From the Book of Longing - Ian Wilson (RVRCD65)

The works on this album span ten years of my life, a period during which my ideas about and reasons for composing changed considerably.

BIG (1991) is one of the earliest pieces I still recognise, written originally for myself to perform and obviously betraying the post-Minimalist influence so favoured for a time by a number of composers of my generation. The opening phrase provides the impetus for the subsequent four sections, each one being an expansion of some idea or motif found there. This stylistic approach was continued in Drive (1992) although within a less rigid formal scheme, its lyricism almost bordering on the overtly romantic once or twice. I have always liked to assign certain roles or territories to instruments in my pieces, so in Drive the violin is always the linear/melodic element, and the piano always the vertical/harmonic.

from the Book of Longing (1996) was the first piece I wrote for Catherine Leonard (the other two violin works on this disc are arrangements of works for soprano saxophone [Drive] and alto flute [Spilliaert's Beach]) and her playing encouraged me to write a work that is part showpiece and part mini-tone poem. Inspired by the Biblical account of the Temptation of Christ in the desert by Satan, I chose to write a series of tangos (framed by two processionals) in order to achieve a certain stylistic distance from the subject, while keeping an element of sensuality to the music - the core of all good temptation. This was one of the first works I wrote after completing my organ concerto Rich Harbour (1994-5), where I explored the concept of instrumental virtuosity for the first time in any depth. The marriage of instrumental technique and musicality has been a preoccupation ever since, even when, as with For Eileen, after rain (1995 - a private commission that eventually took its impetus from the Fernando Pessoa poem Raining), the request was for a more easily performed piece. A Haunted Heart from late 1996 is a more personal work evincing a new development in my approach to melodic and harmonic writing, now more fluid and flexible, a quality mirrored in the rhythmic writing.

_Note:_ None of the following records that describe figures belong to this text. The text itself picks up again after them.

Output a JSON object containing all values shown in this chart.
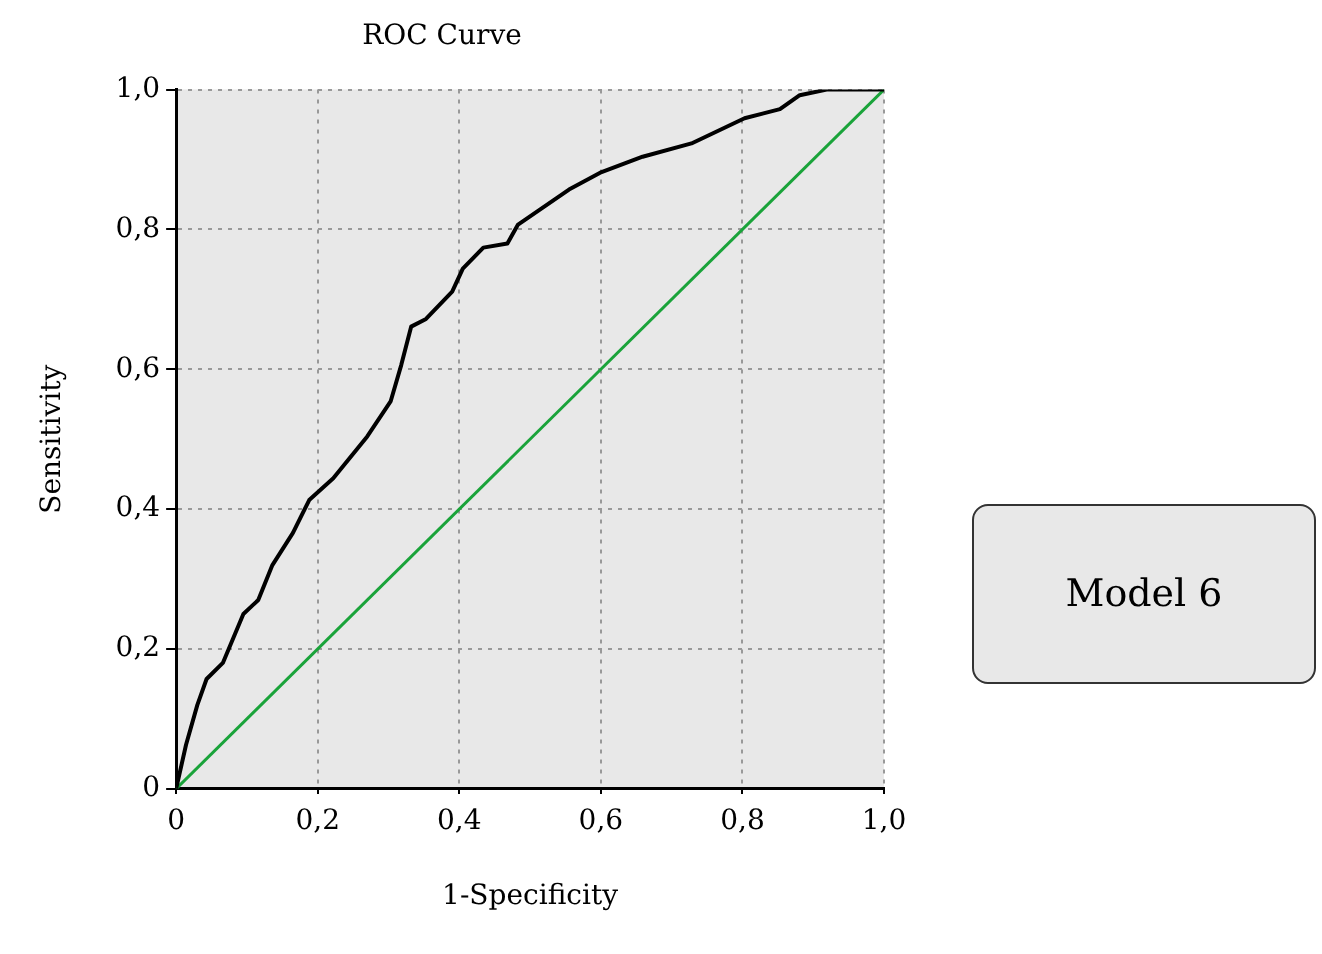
{
  "chart_data": {
    "type": "line",
    "title": "ROC Curve",
    "xlabel": "1-Specificity",
    "ylabel": "Sensitivity",
    "xlim": [
      0,
      1
    ],
    "ylim": [
      0,
      1
    ],
    "xticks": [
      0,
      {
        "value": 0.2,
        "label": "0,2"
      },
      {
        "value": 0.4,
        "label": "0,4"
      },
      {
        "value": 0.6,
        "label": "0,6"
      },
      {
        "value": 0.8,
        "label": "0,8"
      },
      {
        "value": 1,
        "label": "1,0"
      }
    ],
    "yticks": [
      0,
      {
        "value": 0.2,
        "label": "0,2"
      },
      {
        "value": 0.4,
        "label": "0,4"
      },
      {
        "value": 0.6,
        "label": "0,6"
      },
      {
        "value": 0.8,
        "label": "0,8"
      },
      {
        "value": 1,
        "label": "1,0"
      }
    ],
    "grid": true,
    "legend": false,
    "marker": "none",
    "annotations": [
      "Model 6"
    ],
    "series": [
      {
        "color": "#000000",
        "x": [
          0,
          0.014,
          0.03,
          0.043,
          0.066,
          0.095,
          0.116,
          0.136,
          0.165,
          0.188,
          0.222,
          0.27,
          0.303,
          0.318,
          0.332,
          0.353,
          0.39,
          0.405,
          0.434,
          0.468,
          0.483,
          0.555,
          0.601,
          0.659,
          0.728,
          0.803,
          0.853,
          0.881,
          0.919,
          0.97,
          1
        ],
        "values": [
          0,
          0.063,
          0.12,
          0.157,
          0.18,
          0.25,
          0.27,
          0.32,
          0.366,
          0.413,
          0.444,
          0.504,
          0.554,
          0.606,
          0.661,
          0.672,
          0.711,
          0.744,
          0.774,
          0.78,
          0.807,
          0.857,
          0.882,
          0.904,
          0.923,
          0.959,
          0.972,
          0.992,
          1,
          1,
          1
        ]
      },
      {
        "color": "#1aa33a",
        "x": [
          0,
          1
        ],
        "values": [
          0,
          1
        ]
      }
    ]
  }
}
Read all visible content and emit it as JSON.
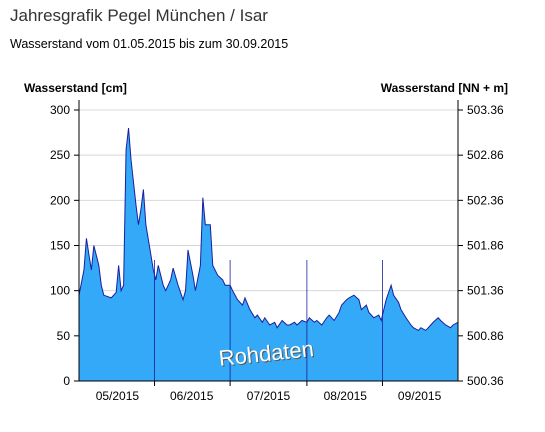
{
  "chart_data": {
    "type": "area",
    "title": "Jahresgrafik Pegel München / Isar",
    "subtitle": "Wasserstand vom 01.05.2015 bis zum 30.09.2015",
    "y_label": "Wasserstand [cm]",
    "y2_label": "Wasserstand [NN + m]",
    "annotation": "Rohdaten",
    "color": "#33a9f7",
    "line_color": "#1b1f9e",
    "x": [
      0,
      2,
      3,
      4,
      5,
      6,
      8,
      9,
      10,
      13,
      15,
      16,
      17,
      18,
      19,
      20,
      21,
      23,
      24,
      25,
      26,
      27,
      29,
      30,
      31,
      32,
      34,
      35,
      37,
      38,
      40,
      42,
      43,
      44,
      46,
      47,
      49,
      50,
      51,
      53,
      54,
      56,
      58,
      59,
      61,
      62,
      64,
      66,
      67,
      69,
      71,
      72,
      74,
      75,
      77,
      79,
      80,
      82,
      84,
      85,
      87,
      88,
      90,
      92,
      93,
      95,
      96,
      98,
      100,
      101,
      103,
      105,
      106,
      108,
      109,
      111,
      113,
      114,
      116,
      117,
      119,
      121,
      122,
      124,
      126,
      127,
      129,
      130,
      132,
      134,
      135,
      137,
      138,
      140,
      142,
      143,
      145,
      146,
      148,
      150,
      151,
      153
    ],
    "values": [
      95,
      123,
      158,
      140,
      123,
      150,
      128,
      106,
      95,
      92,
      98,
      128,
      100,
      106,
      256,
      280,
      245,
      195,
      173,
      190,
      212,
      173,
      140,
      123,
      112,
      128,
      106,
      100,
      112,
      125,
      106,
      90,
      100,
      145,
      117,
      100,
      128,
      203,
      173,
      173,
      128,
      117,
      112,
      106,
      106,
      100,
      90,
      84,
      92,
      79,
      70,
      73,
      65,
      70,
      62,
      65,
      59,
      67,
      62,
      62,
      65,
      62,
      67,
      65,
      70,
      65,
      67,
      62,
      70,
      73,
      67,
      76,
      84,
      90,
      92,
      95,
      90,
      79,
      84,
      76,
      70,
      73,
      67,
      90,
      106,
      95,
      87,
      79,
      70,
      62,
      59,
      56,
      59,
      56,
      62,
      65,
      70,
      67,
      62,
      59,
      62,
      65
    ],
    "xlim": [
      0,
      153
    ],
    "xticks": [
      {
        "value": 15.5,
        "label": "05/2015"
      },
      {
        "value": 45.5,
        "label": "06/2015"
      },
      {
        "value": 76.5,
        "label": "07/2015"
      },
      {
        "value": 107.5,
        "label": "08/2015"
      },
      {
        "value": 137.5,
        "label": "09/2015"
      }
    ],
    "ylim": [
      0,
      300
    ],
    "yticks": [
      0,
      50,
      100,
      150,
      200,
      250,
      300
    ],
    "y2lim": [
      500.36,
      503.36
    ],
    "y2ticks": [
      500.36,
      500.86,
      501.36,
      501.86,
      502.36,
      502.86,
      503.36
    ],
    "grid": true
  }
}
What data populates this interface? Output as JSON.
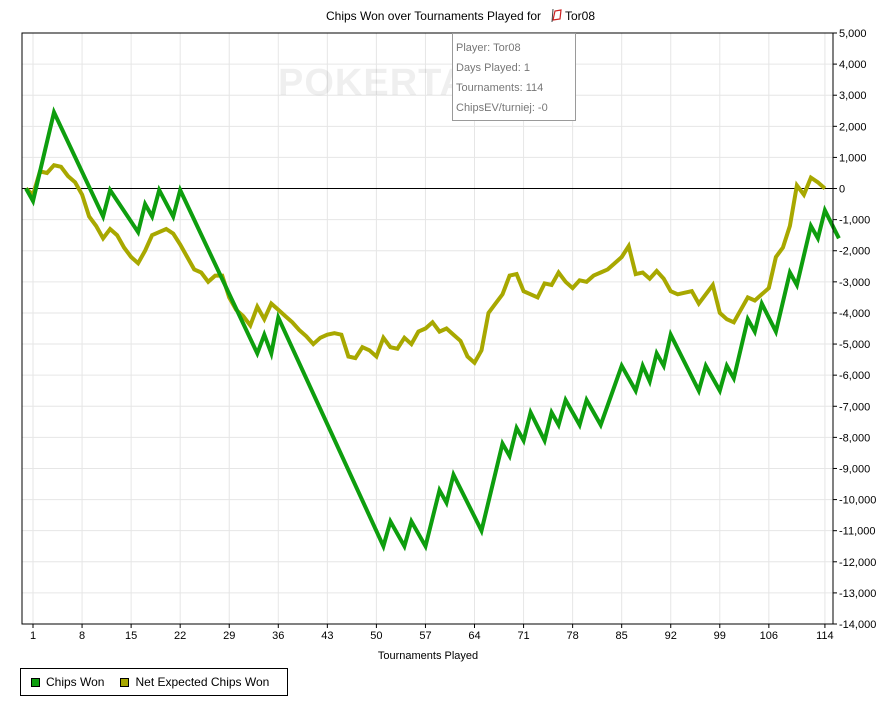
{
  "chart_data": {
    "type": "line",
    "title": "Chips Won over Tournaments Played for",
    "player_name": "Tor08",
    "xlabel": "Tournaments Played",
    "ylabel": "",
    "xlim": [
      0,
      115
    ],
    "ylim": [
      -14000,
      5000
    ],
    "x_ticks": [
      1,
      8,
      15,
      22,
      29,
      36,
      43,
      50,
      57,
      64,
      71,
      78,
      85,
      92,
      99,
      106,
      114
    ],
    "y_ticks": [
      5000,
      4000,
      3000,
      2000,
      1000,
      0,
      -1000,
      -2000,
      -3000,
      -4000,
      -5000,
      -6000,
      -7000,
      -8000,
      -9000,
      -10000,
      -11000,
      -12000,
      -13000,
      -14000
    ],
    "y_tick_labels": [
      "5,000",
      "4,000",
      "3,000",
      "2,000",
      "1,000",
      "0",
      "-1,000",
      "-2,000",
      "-3,000",
      "-4,000",
      "-5,000",
      "-6,000",
      "-7,000",
      "-8,000",
      "-9,000",
      "-10,000",
      "-11,000",
      "-12,000",
      "-13,000",
      "-14,000"
    ],
    "grid": true,
    "legend_position": "bottom-left",
    "series": [
      {
        "name": "Chips Won",
        "color": "#0e9e0e",
        "points": [
          [
            0,
            0
          ],
          [
            1,
            -400
          ],
          [
            4,
            2450
          ],
          [
            11,
            -900
          ],
          [
            12,
            -50
          ],
          [
            16,
            -1400
          ],
          [
            17,
            -500
          ],
          [
            18,
            -900
          ],
          [
            19,
            -50
          ],
          [
            21,
            -900
          ],
          [
            22,
            -50
          ],
          [
            33,
            -5300
          ],
          [
            34,
            -4700
          ],
          [
            35,
            -5300
          ],
          [
            36,
            -4150
          ],
          [
            51,
            -11500
          ],
          [
            52,
            -10700
          ],
          [
            54,
            -11500
          ],
          [
            55,
            -10700
          ],
          [
            57,
            -11500
          ],
          [
            59,
            -9700
          ],
          [
            60,
            -10100
          ],
          [
            61,
            -9200
          ],
          [
            65,
            -11000
          ],
          [
            68,
            -8200
          ],
          [
            69,
            -8600
          ],
          [
            70,
            -7700
          ],
          [
            71,
            -8100
          ],
          [
            72,
            -7200
          ],
          [
            74,
            -8100
          ],
          [
            75,
            -7200
          ],
          [
            76,
            -7600
          ],
          [
            77,
            -6800
          ],
          [
            79,
            -7600
          ],
          [
            80,
            -6800
          ],
          [
            82,
            -7600
          ],
          [
            85,
            -5700
          ],
          [
            87,
            -6500
          ],
          [
            88,
            -5700
          ],
          [
            89,
            -6200
          ],
          [
            90,
            -5300
          ],
          [
            91,
            -5700
          ],
          [
            92,
            -4700
          ],
          [
            96,
            -6500
          ],
          [
            97,
            -5700
          ],
          [
            99,
            -6500
          ],
          [
            100,
            -5700
          ],
          [
            101,
            -6100
          ],
          [
            103,
            -4200
          ],
          [
            104,
            -4600
          ],
          [
            105,
            -3700
          ],
          [
            107,
            -4600
          ],
          [
            109,
            -2700
          ],
          [
            110,
            -3100
          ],
          [
            112,
            -1200
          ],
          [
            113,
            -1600
          ],
          [
            114,
            -700
          ],
          [
            116,
            -1600
          ]
        ]
      },
      {
        "name": "Net Expected Chips Won",
        "color": "#a8a800",
        "points": [
          [
            0,
            0
          ],
          [
            1,
            -200
          ],
          [
            2,
            550
          ],
          [
            3,
            500
          ],
          [
            4,
            750
          ],
          [
            5,
            700
          ],
          [
            6,
            400
          ],
          [
            7,
            200
          ],
          [
            8,
            -200
          ],
          [
            9,
            -900
          ],
          [
            10,
            -1200
          ],
          [
            11,
            -1600
          ],
          [
            12,
            -1300
          ],
          [
            13,
            -1500
          ],
          [
            14,
            -1900
          ],
          [
            15,
            -2200
          ],
          [
            16,
            -2400
          ],
          [
            17,
            -2000
          ],
          [
            18,
            -1500
          ],
          [
            19,
            -1400
          ],
          [
            20,
            -1300
          ],
          [
            21,
            -1450
          ],
          [
            22,
            -1800
          ],
          [
            23,
            -2200
          ],
          [
            24,
            -2600
          ],
          [
            25,
            -2700
          ],
          [
            26,
            -3000
          ],
          [
            27,
            -2800
          ],
          [
            28,
            -2800
          ],
          [
            29,
            -3500
          ],
          [
            30,
            -3900
          ],
          [
            31,
            -4100
          ],
          [
            32,
            -4400
          ],
          [
            33,
            -3800
          ],
          [
            34,
            -4200
          ],
          [
            35,
            -3700
          ],
          [
            36,
            -3900
          ],
          [
            37,
            -4100
          ],
          [
            38,
            -4300
          ],
          [
            39,
            -4550
          ],
          [
            40,
            -4750
          ],
          [
            41,
            -5000
          ],
          [
            42,
            -4800
          ],
          [
            43,
            -4700
          ],
          [
            44,
            -4650
          ],
          [
            45,
            -4700
          ],
          [
            46,
            -5400
          ],
          [
            47,
            -5450
          ],
          [
            48,
            -5100
          ],
          [
            49,
            -5200
          ],
          [
            50,
            -5400
          ],
          [
            51,
            -4800
          ],
          [
            52,
            -5100
          ],
          [
            53,
            -5150
          ],
          [
            54,
            -4800
          ],
          [
            55,
            -5000
          ],
          [
            56,
            -4600
          ],
          [
            57,
            -4500
          ],
          [
            58,
            -4300
          ],
          [
            59,
            -4600
          ],
          [
            60,
            -4500
          ],
          [
            61,
            -4700
          ],
          [
            62,
            -4900
          ],
          [
            63,
            -5400
          ],
          [
            64,
            -5600
          ],
          [
            65,
            -5200
          ],
          [
            66,
            -4000
          ],
          [
            67,
            -3700
          ],
          [
            68,
            -3400
          ],
          [
            69,
            -2800
          ],
          [
            70,
            -2750
          ],
          [
            71,
            -3300
          ],
          [
            72,
            -3400
          ],
          [
            73,
            -3500
          ],
          [
            74,
            -3050
          ],
          [
            75,
            -3100
          ],
          [
            76,
            -2700
          ],
          [
            77,
            -3000
          ],
          [
            78,
            -3200
          ],
          [
            79,
            -2950
          ],
          [
            80,
            -3000
          ],
          [
            81,
            -2800
          ],
          [
            82,
            -2700
          ],
          [
            83,
            -2600
          ],
          [
            84,
            -2400
          ],
          [
            85,
            -2200
          ],
          [
            86,
            -1850
          ],
          [
            87,
            -2750
          ],
          [
            88,
            -2700
          ],
          [
            89,
            -2900
          ],
          [
            90,
            -2650
          ],
          [
            91,
            -2900
          ],
          [
            92,
            -3300
          ],
          [
            93,
            -3400
          ],
          [
            94,
            -3350
          ],
          [
            95,
            -3300
          ],
          [
            96,
            -3700
          ],
          [
            97,
            -3400
          ],
          [
            98,
            -3100
          ],
          [
            99,
            -4000
          ],
          [
            100,
            -4200
          ],
          [
            101,
            -4300
          ],
          [
            102,
            -3900
          ],
          [
            103,
            -3500
          ],
          [
            104,
            -3600
          ],
          [
            105,
            -3400
          ],
          [
            106,
            -3200
          ],
          [
            107,
            -2200
          ],
          [
            108,
            -1900
          ],
          [
            109,
            -1200
          ],
          [
            110,
            100
          ],
          [
            111,
            -200
          ],
          [
            112,
            350
          ],
          [
            113,
            200
          ],
          [
            114,
            0
          ]
        ]
      }
    ]
  },
  "watermark": "POKERTABLE",
  "tooltip": {
    "player": "Player: Tor08",
    "days": "Days Played: 1",
    "tournaments": "Tournaments: 114",
    "ev": "ChipsEV/turniej: -0"
  },
  "legend": {
    "items": [
      {
        "label": "Chips Won",
        "color": "#0e9e0e"
      },
      {
        "label": "Net Expected Chips Won",
        "color": "#a8a800"
      }
    ]
  }
}
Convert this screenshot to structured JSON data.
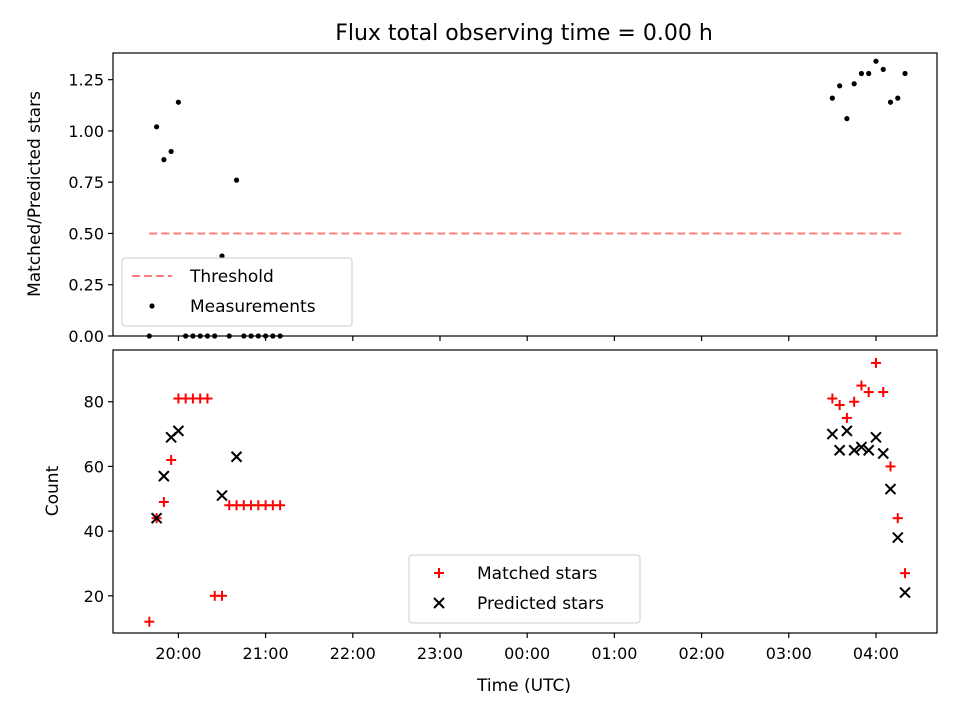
{
  "chart_data": [
    {
      "type": "scatter",
      "title": "Flux total observing time = 0.00 h",
      "ylabel": "Matched/Predicted stars",
      "xlabel": "",
      "ylim": [
        0,
        1.38
      ],
      "yticks": [
        "0.00",
        "0.25",
        "0.50",
        "0.75",
        "1.00",
        "1.25"
      ],
      "yticks_values": [
        0,
        0.25,
        0.5,
        0.75,
        1.0,
        1.25
      ],
      "legend_position": "lower-left",
      "series": [
        {
          "name": "Threshold",
          "style": "dashed-line",
          "color": "#ff7f7f",
          "x": [
            "19:40",
            "04:20"
          ],
          "y": [
            0.5,
            0.5
          ]
        },
        {
          "name": "Measurements",
          "style": "dot",
          "color": "#000000",
          "x": [
            "19:40",
            "19:45",
            "19:50",
            "19:55",
            "20:00",
            "20:05",
            "20:10",
            "20:15",
            "20:20",
            "20:25",
            "20:30",
            "20:35",
            "20:40",
            "20:45",
            "20:50",
            "20:55",
            "21:00",
            "21:05",
            "21:10",
            "03:30",
            "03:35",
            "03:40",
            "03:45",
            "03:50",
            "03:55",
            "04:00",
            "04:05",
            "04:10",
            "04:15",
            "04:20"
          ],
          "y": [
            0.0,
            1.02,
            0.86,
            0.9,
            1.14,
            0.0,
            0.0,
            0.0,
            0.0,
            0.0,
            0.39,
            0.0,
            0.76,
            0.0,
            0.0,
            0.0,
            0.0,
            0.0,
            0.0,
            1.16,
            1.22,
            1.06,
            1.23,
            1.28,
            1.28,
            1.34,
            1.3,
            1.14,
            1.16,
            1.28
          ]
        }
      ]
    },
    {
      "type": "scatter",
      "title": "",
      "ylabel": "Count",
      "xlabel": "Time (UTC)",
      "ylim": [
        8.5,
        96
      ],
      "yticks": [
        "20",
        "40",
        "60",
        "80"
      ],
      "yticks_values": [
        20,
        40,
        60,
        80
      ],
      "xticks": [
        "20:00",
        "21:00",
        "22:00",
        "23:00",
        "00:00",
        "01:00",
        "02:00",
        "03:00",
        "04:00"
      ],
      "legend_position": "lower-center",
      "series": [
        {
          "name": "Matched stars",
          "marker": "plus",
          "color": "#ff0000",
          "x": [
            "19:40",
            "19:45",
            "19:50",
            "19:55",
            "20:00",
            "20:05",
            "20:10",
            "20:15",
            "20:20",
            "20:25",
            "20:30",
            "20:35",
            "20:40",
            "20:45",
            "20:50",
            "20:55",
            "21:00",
            "21:05",
            "21:10",
            "03:30",
            "03:35",
            "03:40",
            "03:45",
            "03:50",
            "03:55",
            "04:00",
            "04:05",
            "04:10",
            "04:15",
            "04:20"
          ],
          "y": [
            12,
            44,
            49,
            62,
            81,
            81,
            81,
            81,
            81,
            20,
            20,
            48,
            48,
            48,
            48,
            48,
            48,
            48,
            48,
            81,
            79,
            75,
            80,
            85,
            83,
            92,
            83,
            60,
            44,
            27
          ]
        },
        {
          "name": "Predicted stars",
          "marker": "x",
          "color": "#000000",
          "x": [
            "19:45",
            "19:50",
            "19:55",
            "20:00",
            "20:30",
            "20:40",
            "03:30",
            "03:35",
            "03:40",
            "03:45",
            "03:50",
            "03:55",
            "04:00",
            "04:05",
            "04:10",
            "04:15",
            "04:20"
          ],
          "y": [
            44,
            57,
            69,
            71,
            51,
            63,
            70,
            65,
            71,
            65,
            66,
            65,
            69,
            64,
            53,
            38,
            21
          ]
        }
      ]
    }
  ]
}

After a break of three years I returned to concerto writing in 1998 with a series of works for cello, piano and saxophone, and the genre still exerts a strong fascination for me. Lim is essentially the solo part from my concerto for piano and strings from that year, Limena, written for Hugh Tinney. As that part was written complete before the orchestration was added, I always felt it should be able to stand alone. The flow and flexibility found in A Haunted Heart is developed here through use of a more clearly defined tripartite structure and large-scale thinking. The generally hushed tone perhaps emphasises the requiem-like feel of the central section in particular, the Omagh bomb atrocity having taken place during its writing. Balancing the careful structuring is a Joyceian stream-of-consciousness notion that shows itself in the micro-structure, from phrase to phrase. This concerto was followed soon after by my first violin concerto Messenger (also written for Catherine Leonard), which in turn was succeeded by my fifth quartet …wander, darkling, and all three works illustrate that part of my musical personality drawn to exploring dark and troubling aspects of life. A distant echo of this kind of writing is found in Spilliaert's Beach (1999), a little soundscape I wrote having seen Leon Spilliaert's painting from 1908, Moonlit Beach. Taking the simplest of elements and keeping them in a state of barely-developed flux, the piece attempts to capture the monochrome character of the painting, which has a single bright spot.

The novel compositional approach I took in Verschwindend (2001) makes it a rather different kind of piece altogether. Based on a short (nine-bar) improvisation I played and recorded, the piece reworks that phrase again and again in a process not unlike developing variation. The rhythmic fluidity of Lim is here replaced by a motoric, almost jazzy element that is particularly demanding in its execution, perhaps unsurprisingly as it was commissioned as a test piece for a piano competition.